PDA

View Full Version : Oh glorious RAID


MidniteArrow
May 24th, 2005, 11:30 AM
Well, my investment just provided a return, although could anything else go wrong? This is just a thread to vent...

About a week ago, I rebooted my server on my lunch break. When it was starting up, it started making a very pocket-emptying noise. On boot-up, my RAID card told me my RAID array had issues. It is a RAID 5 with 4 200 GB Maxtor SATA drives. RAID 5 will allow 1 drive to die without data loss.

So the debugging begins. I identified that one of the drives in the array had gone belly up. I pulled it and submitted a RMA to maxtor.

Not wanting to wait for the drive, I went out and bought a new 200 GB Maxtor SATA drive at Best Buy - I felt so dirty, but I wanted my data back ASAP. I plugged it in and booted up. Now, at this point, the RAID array should have noticed that it could rebuild itself and start re-building. But I didn't get that option, I only had the option to ignore the error (and not have access to the drive) or delete the array.

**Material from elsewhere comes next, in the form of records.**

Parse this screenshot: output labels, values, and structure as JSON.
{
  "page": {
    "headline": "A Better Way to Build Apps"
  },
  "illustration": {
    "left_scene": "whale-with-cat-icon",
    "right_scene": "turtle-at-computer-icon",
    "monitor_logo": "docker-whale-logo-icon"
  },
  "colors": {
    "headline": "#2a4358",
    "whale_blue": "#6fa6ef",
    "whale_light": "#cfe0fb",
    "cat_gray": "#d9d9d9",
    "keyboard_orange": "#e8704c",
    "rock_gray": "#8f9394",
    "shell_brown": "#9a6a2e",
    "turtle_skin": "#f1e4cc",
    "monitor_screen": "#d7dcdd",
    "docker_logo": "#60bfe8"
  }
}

I really, really, really did not want to delete the array, so I called up Highpoint, the manufacturers of my RAID card. Together we identified that one of the other 3 drives, that still appeared to be working, had an issue. They sent me a hacking tool they use internally. I was able to trace the issue to the RAID header on the drive. It was suppsoed to be drive #2 in the array, but the header showed it as drive #1. No biggie - their tool will re-write the headers. This is when I became a Highpoint tester. While their card, and thereby the software that they wrote running on their card, recognizes the new drive I bought on boot-up, their hacking tool did not. So I've now got a useless 200 GB drive sitting on my desk.

I then remembered that I've got a 200 GB WD drive sitting in the corner gathering dust. I mean, come on, parallel ATA - who uses those? but I've got a converter unit. I hooked it up, and what do I get for my trouble? Nothing. nada. No recognition at all. My guess is that the ATA->SATA convertor doesn't work for UDMA drives. So, again, at a standstill.

Eventually, the replacement drive from Maxtor arrives. I hook it up and wahoo. We're off. Well, not so much. First I have to re-write the RAID headers. So I boot up their hacking tool. It recognizes all the drives. I start the RAID header re-build and it fails, of course. It seems there's something wrong with drive #3 now. After some phone time with Highpoint, and some with Maxtor, I download a Maxtor tool called Powermax. It finds a problem with the data on that drive and fixes it. The Highpoint tool finally works.

So now it's time to re-build the array. That starts up as expected, but slow is an understatement. About 4% an hour. I let it run overnight. This morning I get up and it hit a data error at 48%. WinXP checks the filesystem and finds 4 or 5 errors, but for the most part, it worked (drive was about 48% full). I haven't found what was lost yet, so a pseudo happy ending...

What is it with me? Do I emit some sort of anit-technology aura?

Casper
May 24th, 2005, 01:35 PM
I've always had luck with Powermax - it's a great tool. But dam, that's a whole lot of work - hope the data was worth the extreme hassle.

Btw, are you in NY? I swore I saw White Plains or something from you - didn't think you were that close.

MidniteArrow
May 24th, 2005, 06:01 PM
Yeah, it was so worth it. I run a website for our family, an ftp server for my gaming friends, and we have all of my family's pictures for the last 4-5 years on it. Which is why I invested in the RAID hardware.

I'm not in NY, I'm in Huntsville, Alabama. Rokit citee. I would have looked you up by now if I were in NY. Haven't been there since just after 9/11.

MidniteArrow
May 25th, 2005, 01:10 AM
Well now the RAID array noticed a problem with Disk #1 that was verified and theoretically fixed by PowerMax. It's rebuilding AGAIN. Here we go again. On the up-side - it does rebuild in the background in Windows while the array is available for use.

MidniteArrow
May 25th, 2005, 02:38 AM
Ok - this is getting fun. That time it got to 99.5% complete when rebuilding before it failed - drive #4 this time. Starting a full-read test with PowerMax, I'm sure it will find and fix the same problem and I'll get to start re-building again. But I'm done for tonight. At least I'm out of drives for PowerMax to "fix".

Casper
May 25th, 2005, 06:02 AM
You have another card to try out? It sounds like that might be what's causing your problems.

MidniteArrow
June 1st, 2005, 07:00 PM
I guess I never dropped by and closed this loop. It took 5 rebuilds, but I got all the data back, at least enough so I haven't noticed anything missing. woot. Time will tell if I lost anything I guess.